STONYBROOK—After 12 years of negotiations, the Massachusetts Bay Transport Authority (MBTA) is considering the demolition of the building at 500 Arborway as part of its Arborway Yard construction plans.
According to Community Planning Committee for the Arborway Yard (CPCAY) member Allan Ihrer, MBTA General Manager Richard Davey brought up the possibility of the demolition at a Nov. 17 meeting, as a means to cut costs for the proposed $200-$220 million project that would replace the current 18-acre temporary bus yard at the intersection of Washington Street and the Arborway with a state-of-the-art facility, along with surrounding green space, low-cost housing and commercial space.
“There are no plans to demolish the building,” Joe Pesaturo, an MBTA spokesman, told the Gazette last week in an e-mail. “It remains an alternative, but certainly not a confirmed plan,” he wrote in another e-mail, when asked for clarification.
“They’re trying to cut constructions costs on the facility,” Ihrer told the Gazette. The MBTA is “weighing its options,” he said.
CPCAY Chair Henry Allen told the Gazette that the proposal is “very speculative.” He said he is “not sure if it’s serious yet.”
Community leaders first proposed demolishing the building 12 years ago, Ihrer said.
“At the time, we thought they [the MBTA] could build a much more efficient facility by knocking [the building] down,” Ihrer said.

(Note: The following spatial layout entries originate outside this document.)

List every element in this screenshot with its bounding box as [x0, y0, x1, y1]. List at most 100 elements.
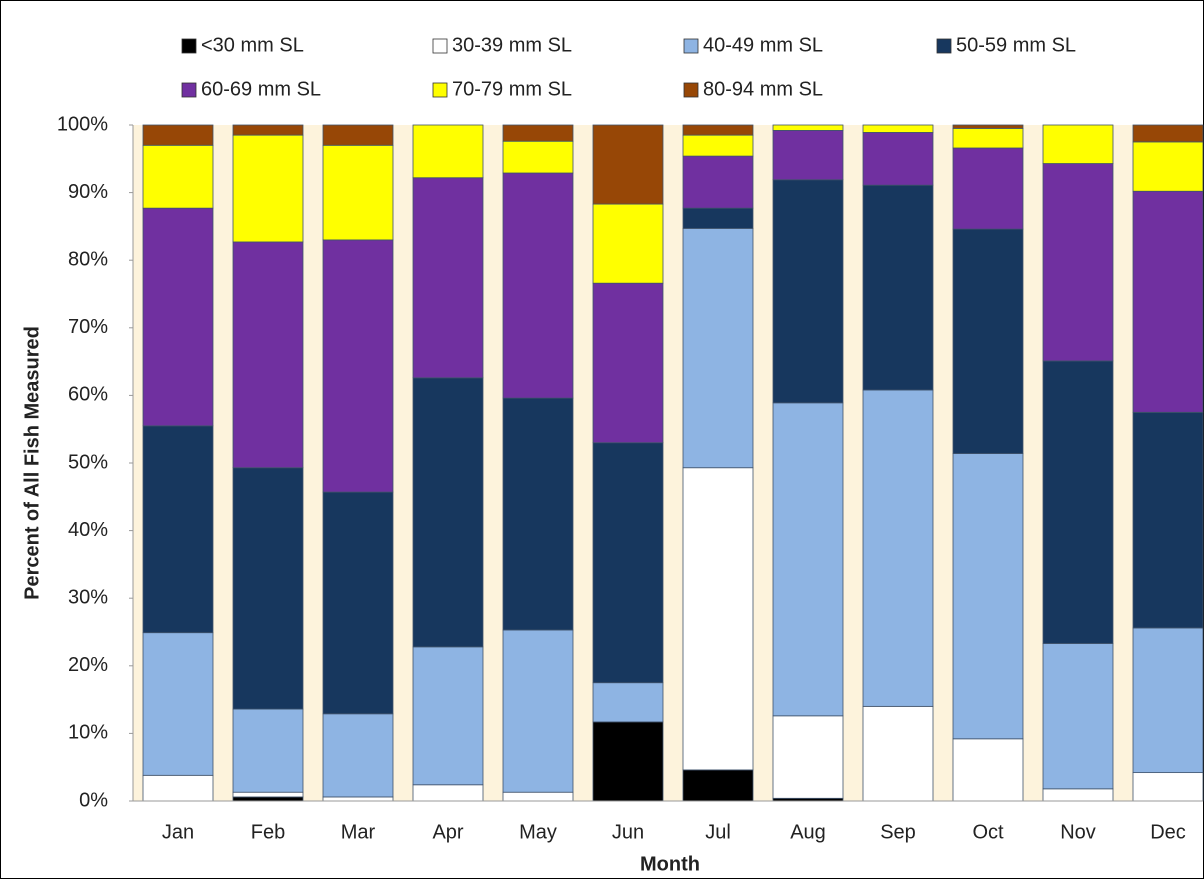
bar-segment	[772, 715, 844, 799]
bar-segment	[592, 203, 664, 284]
legend-swatch	[432, 82, 448, 98]
x-tick-label: Apr	[432, 821, 463, 843]
y-tick-label: 90%	[68, 181, 108, 203]
legend-swatch	[181, 38, 197, 54]
x-tick-label: Nov	[1060, 821, 1096, 843]
legend-label: 30-39 mm SL	[452, 34, 572, 56]
bar-segment	[232, 124, 304, 136]
x-tick-label: Jul	[705, 821, 731, 843]
bar-segment	[322, 713, 394, 798]
bar-segment	[142, 207, 214, 427]
legend-label: 60-69 mm SL	[201, 78, 321, 100]
bar-segment	[142, 425, 214, 634]
bar-segment	[682, 155, 754, 209]
bar-segment	[1042, 124, 1114, 164]
bar-segment	[952, 453, 1024, 740]
y-tick-label: 20%	[68, 654, 108, 676]
bar-segment	[772, 179, 844, 404]
bar-segment	[682, 467, 754, 771]
legend-swatch	[683, 38, 699, 54]
bar-segment	[232, 796, 304, 802]
bar-segment	[142, 124, 214, 146]
bar-segment	[412, 784, 484, 802]
x-tick-label: Jun	[612, 821, 644, 843]
bar-segment	[232, 134, 304, 243]
bar-segment	[1132, 411, 1204, 629]
bar-segment	[952, 738, 1024, 802]
bar-segment	[952, 127, 1024, 149]
bar-segment	[322, 124, 394, 146]
y-tick-label: 60%	[68, 384, 108, 406]
legend-label: 70-79 mm SL	[452, 78, 572, 100]
legend-label: 80-94 mm SL	[703, 78, 823, 100]
bar-segment	[412, 646, 484, 786]
y-tick-label: 80%	[68, 248, 108, 270]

The MBTA has resisted demolishing 500 Arborway and, having to relocate its employees who work there, from the start. The current proposed plan, presented to the community on Oct. 27, would maintain 500 Arborway as an administrative facility.
At that meeting at English High School, community support was strong for the proposed 90 percent design, leaving funding as the project’s next major hurdle.
Finding the funding will be a “tall order,” Davey said at that meeting, but he added that the MBTA will work on bringing down costs and “sharpening our pencils to try to find the $200 million” to build the facility as soon as possible.
The project is at a “real crisis point,” Allen told the Gazette last week, saying that the whole project “will be lost if financing doesn’t come through.”
“We’re going to do everything we can to get the funding and get this project into the [Capital Investment Program] CIP,” Allen said. The CIP is a document that outlines and authorizes the MBTA’s use of funds over the next five years. The MBTA cannot operate or build any projects not included in the CIP.
The CPCAY’s next meeting is scheduled for Dec. 7, at the William A. Hinton State Laboratory Institute at 305 South St.